Eating a good durian is such a satisfying experience, blissful. As Mark Twain declared the cherimoya “deliciousness itself,” I say the durian is “blissfulness itself!” I think it perhaps not coincidental that so many of the buddha statues in Southeast Asia have been created with the head covered with points that very much resemble a durian. (And I say that knowing full well that in some countries the creation of those statues pre-dated the durians arrival.) Eating a good durian can be a spiritual experience, giving quite literally an exquisite taste of bliss.

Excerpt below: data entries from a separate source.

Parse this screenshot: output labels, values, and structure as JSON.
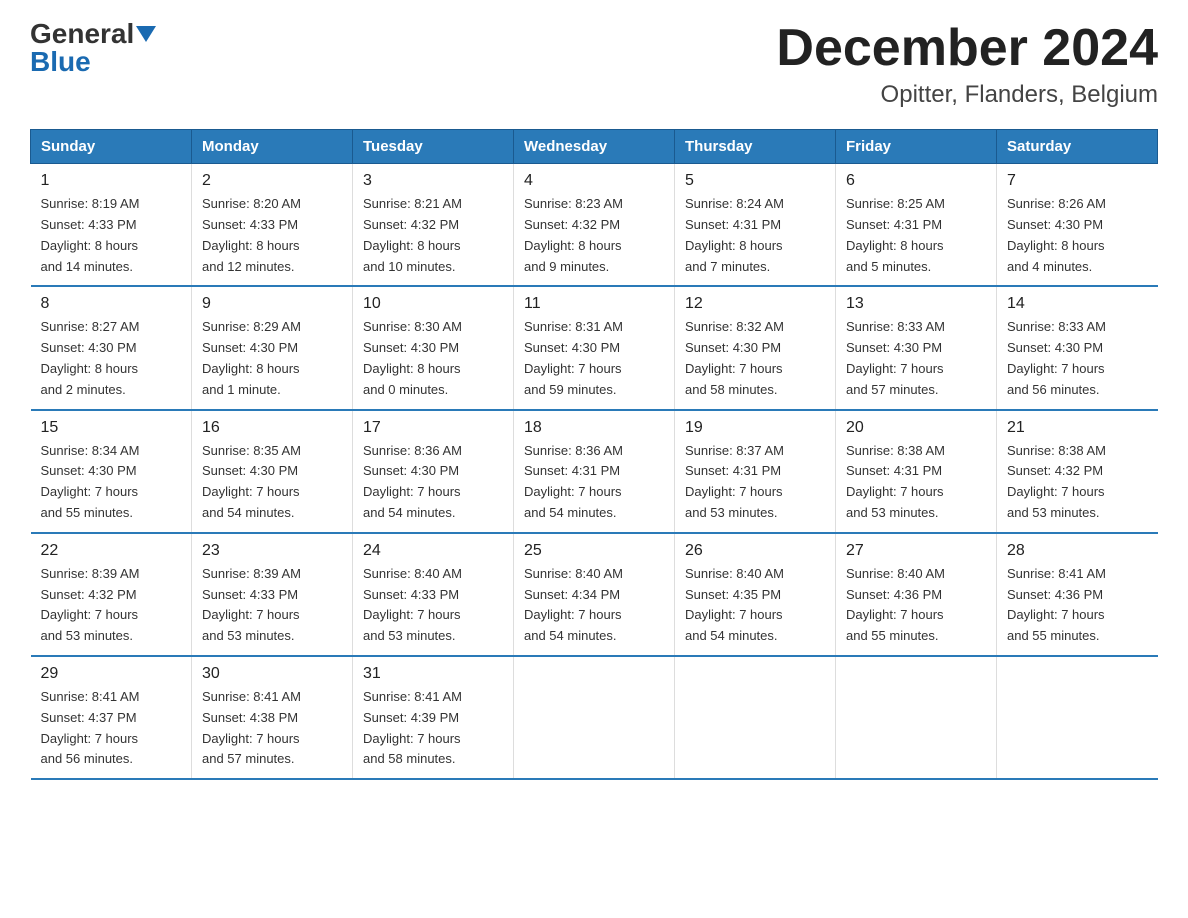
{
  "logo": {
    "general": "General",
    "blue": "Blue"
  },
  "title": "December 2024",
  "location": "Opitter, Flanders, Belgium",
  "days_of_week": [
    "Sunday",
    "Monday",
    "Tuesday",
    "Wednesday",
    "Thursday",
    "Friday",
    "Saturday"
  ],
  "weeks": [
    [
      {
        "num": "1",
        "info": "Sunrise: 8:19 AM\nSunset: 4:33 PM\nDaylight: 8 hours\nand 14 minutes."
      },
      {
        "num": "2",
        "info": "Sunrise: 8:20 AM\nSunset: 4:33 PM\nDaylight: 8 hours\nand 12 minutes."
      },
      {
        "num": "3",
        "info": "Sunrise: 8:21 AM\nSunset: 4:32 PM\nDaylight: 8 hours\nand 10 minutes."
      },
      {
        "num": "4",
        "info": "Sunrise: 8:23 AM\nSunset: 4:32 PM\nDaylight: 8 hours\nand 9 minutes."
      },
      {
        "num": "5",
        "info": "Sunrise: 8:24 AM\nSunset: 4:31 PM\nDaylight: 8 hours\nand 7 minutes."
      },
      {
        "num": "6",
        "info": "Sunrise: 8:25 AM\nSunset: 4:31 PM\nDaylight: 8 hours\nand 5 minutes."
      },
      {
        "num": "7",
        "info": "Sunrise: 8:26 AM\nSunset: 4:30 PM\nDaylight: 8 hours\nand 4 minutes."
      }
    ],
    [
      {
        "num": "8",
        "info": "Sunrise: 8:27 AM\nSunset: 4:30 PM\nDaylight: 8 hours\nand 2 minutes."
      },
      {
        "num": "9",
        "info": "Sunrise: 8:29 AM\nSunset: 4:30 PM\nDaylight: 8 hours\nand 1 minute."
      },
      {
        "num": "10",
        "info": "Sunrise: 8:30 AM\nSunset: 4:30 PM\nDaylight: 8 hours\nand 0 minutes."
      },
      {
        "num": "11",
        "info": "Sunrise: 8:31 AM\nSunset: 4:30 PM\nDaylight: 7 hours\nand 59 minutes."
      },
      {
        "num": "12",
        "info": "Sunrise: 8:32 AM\nSunset: 4:30 PM\nDaylight: 7 hours\nand 58 minutes."
      },
      {
        "num": "13",
        "info": "Sunrise: 8:33 AM\nSunset: 4:30 PM\nDaylight: 7 hours\nand 57 minutes."
      },
      {
        "num": "14",
        "info": "Sunrise: 8:33 AM\nSunset: 4:30 PM\nDaylight: 7 hours\nand 56 minutes."
      }
    ],
    [
      {
        "num": "15",
        "info": "Sunrise: 8:34 AM\nSunset: 4:30 PM\nDaylight: 7 hours\nand 55 minutes."
      },
      {
        "num": "16",
        "info": "Sunrise: 8:35 AM\nSunset: 4:30 PM\nDaylight: 7 hours\nand 54 minutes."
      },
      {
        "num": "17",
        "info": "Sunrise: 8:36 AM\nSunset: 4:30 PM\nDaylight: 7 hours\nand 54 minutes."
      },
      {
        "num": "18",
        "info": "Sunrise: 8:36 AM\nSunset: 4:31 PM\nDaylight: 7 hours\nand 54 minutes."
      },
      {
        "num": "19",
        "info": "Sunrise: 8:37 AM\nSunset: 4:31 PM\nDaylight: 7 hours\nand 53 minutes."
      },
      {
        "num": "20",
        "info": "Sunrise: 8:38 AM\nSunset: 4:31 PM\nDaylight: 7 hours\nand 53 minutes."
      },
      {
        "num": "21",
        "info": "Sunrise: 8:38 AM\nSunset: 4:32 PM\nDaylight: 7 hours\nand 53 minutes."
      }
    ],
    [
      {
        "num": "22",
        "info": "Sunrise: 8:39 AM\nSunset: 4:32 PM\nDaylight: 7 hours\nand 53 minutes."
      },
      {
        "num": "23",
        "info": "Sunrise: 8:39 AM\nSunset: 4:33 PM\nDaylight: 7 hours\nand 53 minutes."
      },
      {
        "num": "24",
        "info": "Sunrise: 8:40 AM\nSunset: 4:33 PM\nDaylight: 7 hours\nand 53 minutes."
      },
      {
        "num": "25",
        "info": "Sunrise: 8:40 AM\nSunset: 4:34 PM\nDaylight: 7 hours\nand 54 minutes."
      },
      {
        "num": "26",
        "info": "Sunrise: 8:40 AM\nSunset: 4:35 PM\nDaylight: 7 hours\nand 54 minutes."
      },
      {
        "num": "27",
        "info": "Sunrise: 8:40 AM\nSunset: 4:36 PM\nDaylight: 7 hours\nand 55 minutes."
      },
      {
        "num": "28",
        "info": "Sunrise: 8:41 AM\nSunset: 4:36 PM\nDaylight: 7 hours\nand 55 minutes."
      }
    ],
    [
      {
        "num": "29",
        "info": "Sunrise: 8:41 AM\nSunset: 4:37 PM\nDaylight: 7 hours\nand 56 minutes."
      },
      {
        "num": "30",
        "info": "Sunrise: 8:41 AM\nSunset: 4:38 PM\nDaylight: 7 hours\nand 57 minutes."
      },
      {
        "num": "31",
        "info": "Sunrise: 8:41 AM\nSunset: 4:39 PM\nDaylight: 7 hours\nand 58 minutes."
      },
      null,
      null,
      null,
      null
    ]
  ]
}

Visit the web site at: http://www.durianpalace.com/
So there you have it, the Buddha statue connection and, since Durian is held in such high regard, the fact that the covering of the Buddha’s head resembles the husk of a durian can only be positive and even elevate the fruit even higher in the Asian mind and heart.
And the ice cream mentioned earlier? OK, although I missed having a husk to help wash off the smell and antidote the ‘heatie’ effect.
2 thoughts on “The Crown Atop the Buddha’s Head.”
Just an info note: A cherimoya is the fruit of a tropical American tree originally cultivated by the Incas. In the US it’s also known as a custard apple, and is similar to a pawpaw or soursop. The cherimoya is sweet, fragrant, and the flavor is sort of like a combination of pineapple, mango, and strawberry, but not quite as acidic as those three are.
Thanks for that Jade, sounds a bit like the Durian but not quite.